Here's, one more tempting, little peek at what's in the upcoming issue.
Level Up #3: Editorial
I’ll admit; I’m a pretty visceral guy. My favorite movies are the kind with plenty of dismemberments and gallons of blood. My favorite sports involve hitting things and people with clubs, sticks, swords, and my bare fists. And my favorite role-playing game is the one where you kill lots of monsters and take their stuff…come on, you know the one.
As you might suspect, when I play D&D, my favorite characters are fighters and barbarians armed with big, heavy weapons that go crunch or splat when they hit the bad guy; and I like monsters that do truckloads of damage with each hit or inflict horrific, debilitating curses, diseases, or wounds on players.
Now, with that little bit of background, you’d probably be surprised that I’d devote an entire issue of
Level Up to fey. But, hey, I enjoy a bit of subtlety now and then, and as it turns out, fey can be just as nasty and in-your-face as a rampaging dragon or a bloodthirsty demon. The difference is that when a death hag rips your head off, she does it with a panache that few other monsters can manage. You see, with fey, it’s all about style; and even gut-wrenching torture and bloody dismemberments are done with an artistic flare that makes the worst atrocities somehow more atrocious.
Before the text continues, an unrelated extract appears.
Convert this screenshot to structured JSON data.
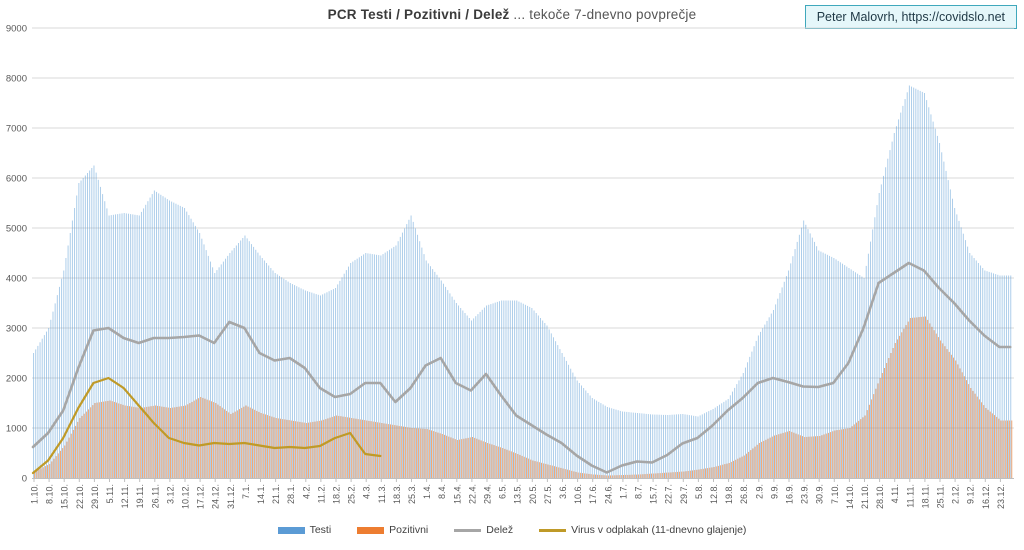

So in this issue of Level Up, you won’t find any articles on fairies, garden gnomes, or expansive treatises on elven magic. What you will find, however, is the dark, ugly side of the fey; and in the case of this issue’s Blackdirge’s Bestiary, the emphasis is definitely on the ugly. You’ll also find a paragon-level adventure that pits your PCs against the machination of some very naughty hags, a new race of blind, sword-wielding fey that make even the drow look commonplace in comparison, and a complete, new multiclass that allows your PC to harness a bit of fey magic to wreak some serious havoc on the battlefield.
So take a walk on the wild side – the Feywild side that is – and don’t be fooled by the pleasant, tranquil cover. The fey in this issue are like the gingerbread house that so tempted Hansel and Gretel; sweet and innocent on the outside, but harboring a rotten core of cruelty, evil, and ugliness.